An HOA board of directors is the governing body of a residential community. The purpose of an HOA board is to make and oversee decisions regarding community assets and regulations. Most HOA boards are non-profit organizations where each board member serves based on trust. Fiduciary duty requires board members to uphold that trust by acting in the best interest of the community.
What is fiduciary duty?
Cornell Law School defines fiduciary duty as the obligation a professional has to act in “a way that benefits someone else, usually financially.” In the case of HOAs, it’s specified as the duty to act in a way that benefits the community. Fiduciary duty is essentially an ethical code of conduct mandated by law that HOA board members must follow. A breach happens when there is an abuse of power. It’s important to remember that fiduciary duty is not owed from the board to each homeowner in an HOA as an individual, it’s actually an obligation to the community as a whole.
Fiduciary duty can be broken down into three main components: the duty to care, the duty to loyalty, and the duty to obedience.
Duty to Care
The duty to care requires HOA boards to make informed decisions.
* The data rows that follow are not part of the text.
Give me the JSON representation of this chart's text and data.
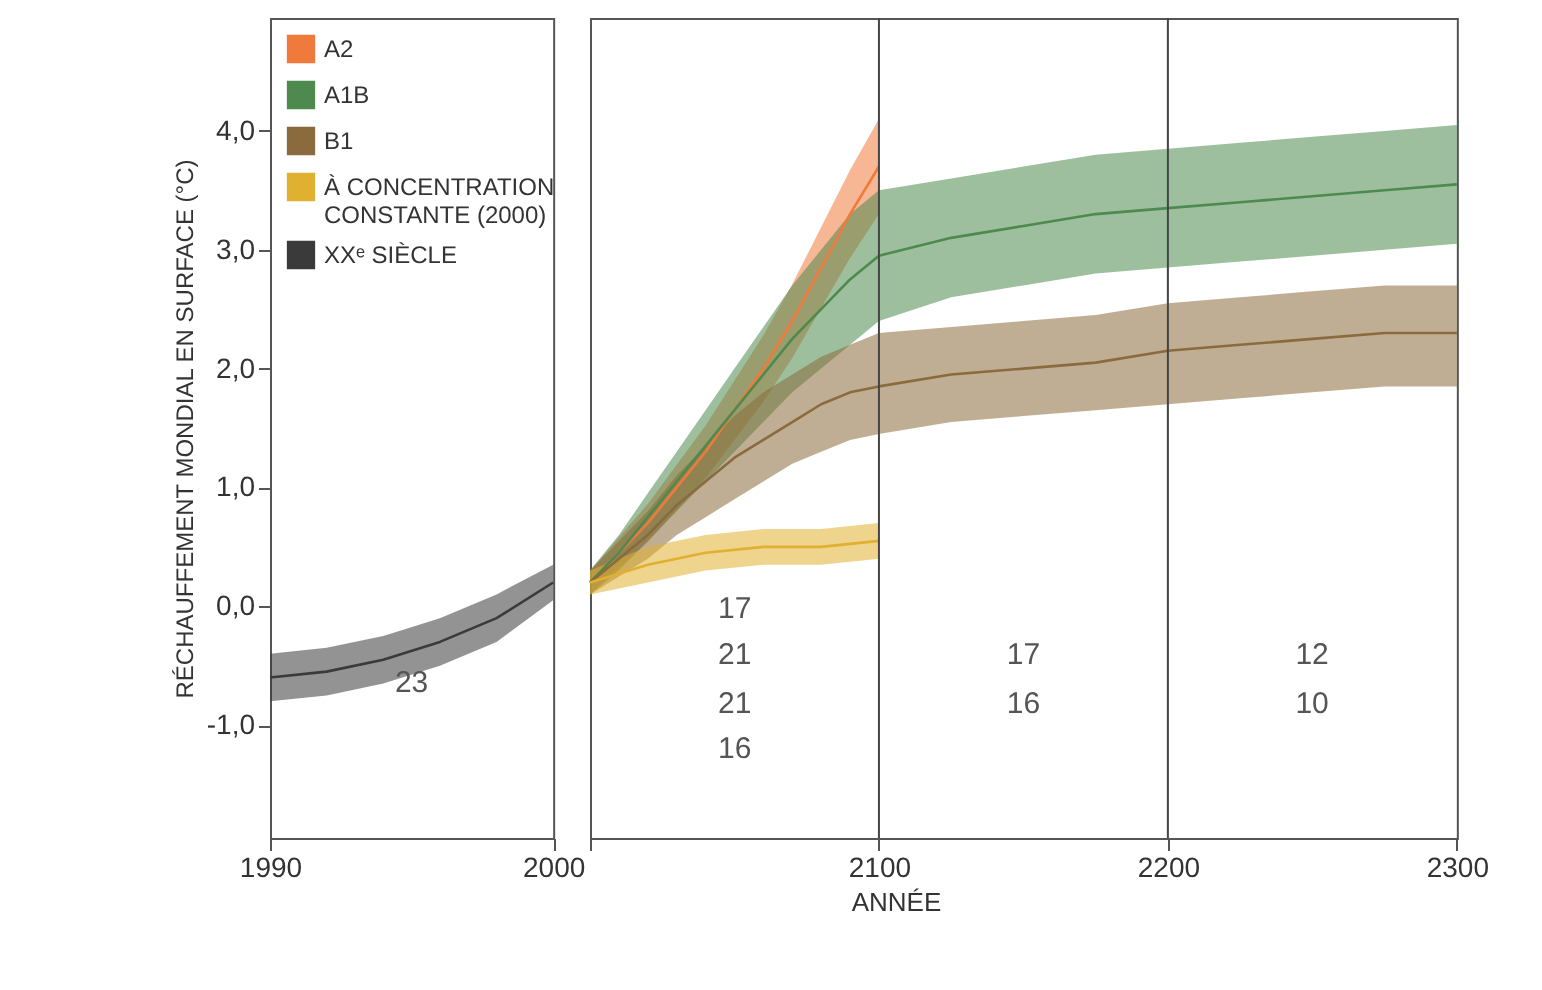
{
  "chart_data": [
    {
      "type": "line",
      "ylabel": "RÉCHAUFFEMENT MONDIAL EN SURFACE (°C)",
      "xlim": [
        1990,
        2000
      ],
      "xticks": [
        1990,
        2000
      ],
      "ylim": [
        -1.95,
        4.95
      ],
      "yticks": [
        {
          "value": -1,
          "label": "-1,0"
        },
        {
          "value": 0,
          "label": "0,0"
        },
        {
          "value": 1,
          "label": "1,0"
        },
        {
          "value": 2,
          "label": "2,0"
        },
        {
          "value": 3,
          "label": "3,0"
        },
        {
          "value": 4,
          "label": "4,0"
        }
      ],
      "grid": false,
      "legend": "top left",
      "series": [
        {
          "name": "XXᵉ SIÈCLE",
          "color": "#3a3a3a",
          "x": [
            1990,
            1992,
            1994,
            1996,
            1998,
            2000
          ],
          "values": [
            -0.6,
            -0.55,
            -0.45,
            -0.3,
            -0.1,
            0.2
          ],
          "lower": [
            -0.8,
            -0.75,
            -0.65,
            -0.5,
            -0.3,
            0.05
          ],
          "upper": [
            -0.4,
            -0.35,
            -0.25,
            -0.1,
            0.1,
            0.35
          ]
        }
      ],
      "annotations": [
        "23"
      ]
    },
    {
      "type": "line",
      "xlabel": "ANNÉE",
      "tick_labels": "x",
      "xlim": [
        2000,
        2300
      ],
      "xticks": [
        {
          "value": 2000,
          "label": null
        },
        2100,
        2200,
        2300
      ],
      "ylim": [
        -1.95,
        4.95
      ],
      "grid": false,
      "legend": "top left",
      "series": [
        {
          "name": "A2",
          "color": "#f07a3c",
          "x": [
            2000,
            2010,
            2020,
            2030,
            2040,
            2050,
            2060,
            2070,
            2080,
            2090,
            2100
          ],
          "values": [
            0.2,
            0.45,
            0.7,
            1.0,
            1.3,
            1.65,
            2.0,
            2.4,
            2.85,
            3.3,
            3.7
          ],
          "lower": [
            0.1,
            0.32,
            0.54,
            0.81,
            1.08,
            1.4,
            1.72,
            2.09,
            2.51,
            2.93,
            3.3
          ],
          "upper": [
            0.3,
            0.58,
            0.86,
            1.19,
            1.52,
            1.9,
            2.28,
            2.71,
            3.19,
            3.67,
            4.1
          ]
        },
        {
          "name": "A1B",
          "color": "#4e8a4e",
          "x": [
            2000,
            2010,
            2020,
            2030,
            2040,
            2050,
            2060,
            2070,
            2080,
            2090,
            2100,
            2125,
            2150,
            2175,
            2200,
            2225,
            2250,
            2275,
            2300
          ],
          "values": [
            0.2,
            0.45,
            0.75,
            1.05,
            1.35,
            1.65,
            1.95,
            2.25,
            2.5,
            2.75,
            2.95,
            3.1,
            3.2,
            3.3,
            3.35,
            3.4,
            3.45,
            3.5,
            3.55
          ],
          "lower": [
            0.1,
            0.3,
            0.55,
            0.8,
            1.05,
            1.3,
            1.55,
            1.8,
            2.0,
            2.2,
            2.4,
            2.6,
            2.7,
            2.8,
            2.85,
            2.9,
            2.95,
            3.0,
            3.05
          ],
          "upper": [
            0.3,
            0.6,
            0.95,
            1.3,
            1.65,
            2.0,
            2.35,
            2.7,
            3.0,
            3.3,
            3.5,
            3.6,
            3.7,
            3.8,
            3.85,
            3.9,
            3.95,
            4.0,
            4.05
          ]
        },
        {
          "name": "B1",
          "color": "#8b6b3d",
          "x": [
            2000,
            2010,
            2020,
            2030,
            2040,
            2050,
            2060,
            2070,
            2080,
            2090,
            2100,
            2125,
            2150,
            2175,
            2200,
            2225,
            2250,
            2275,
            2300
          ],
          "values": [
            0.2,
            0.4,
            0.6,
            0.85,
            1.05,
            1.25,
            1.4,
            1.55,
            1.7,
            1.8,
            1.85,
            1.95,
            2.0,
            2.05,
            2.15,
            2.2,
            2.25,
            2.3,
            2.3
          ],
          "lower": [
            0.1,
            0.25,
            0.4,
            0.6,
            0.75,
            0.9,
            1.05,
            1.2,
            1.3,
            1.4,
            1.45,
            1.55,
            1.6,
            1.65,
            1.7,
            1.75,
            1.8,
            1.85,
            1.85
          ],
          "upper": [
            0.3,
            0.55,
            0.8,
            1.1,
            1.35,
            1.6,
            1.8,
            1.95,
            2.1,
            2.2,
            2.3,
            2.35,
            2.4,
            2.45,
            2.55,
            2.6,
            2.65,
            2.7,
            2.7
          ]
        },
        {
          "name": "À CONCENTRATION CONSTANTE (2000)",
          "color": "#e0b030",
          "x": [
            2000,
            2020,
            2040,
            2060,
            2080,
            2100
          ],
          "values": [
            0.2,
            0.35,
            0.45,
            0.5,
            0.5,
            0.55
          ],
          "lower": [
            0.1,
            0.2,
            0.3,
            0.35,
            0.35,
            0.4
          ],
          "upper": [
            0.3,
            0.5,
            0.6,
            0.65,
            0.65,
            0.7
          ]
        }
      ],
      "ref_lines": [
        {
          "axis": "x",
          "value": 2100,
          "color": "#444444"
        },
        {
          "axis": "x",
          "value": 2200,
          "color": "#444444"
        }
      ],
      "annotations": [
        "17",
        "21",
        "21",
        "16",
        "17",
        "16",
        "12",
        "10"
      ]
    }
  ]
}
Board members must have a comprehensive understanding of their association’s regulations, such as CC&Rs, and they must act in accordance to those specific guidelines without personal motive. Duty to care also means that board members should make decisions that preserve the standard of living homeowners have paid for, which means keeping up with maintenance and repairs.
Duty to Loyalty
Duty to loyalty is the board’s responsibility to “make decisions honestly and in good faith.” The duty to loyalty is breached if there is a conflict of interest. For example, a board member cannot hire a property management company that they own or are employed by. This kind of conflict is self-serving, and it jeopardizes the community’s trust in their HOA board.
The duty to loyalty also involves an HOA board’s responsibility to keep personal information confidential. Board members may have access to sensitive information about homeowners within the community. To uphold their fiduciary duty, they must not divulge that information to anyone else without reason.
Duty to Obedience
The duty to obedience is the obligation to act within the scope of one’s authority. This means board members must adhere to the rules laid out in an HOA’s governing documents as well as those required by regional laws. Regulations and CC&Rs vary from one HOA to another, so board members must make sure to stay informed.
What HOA fiduciary obligations do property managers have?
Property managers don’t need to worry about HOA management company fiduciary duty due to the fact that managers hold no legislative responsibilities. Phrased another way, property managers don’t make governing decisions. Instead, they act on behalf of the board and execute decisions that the board makes.
For example, an HOA board may instruct a property manager to erect a new fence around the perimeter of their community. If the community complains or raises an issue about the fence, the responsibility falls on the HOA board, not the property manager.
Property managers should always review a contract before signing it to ensure their business is protected.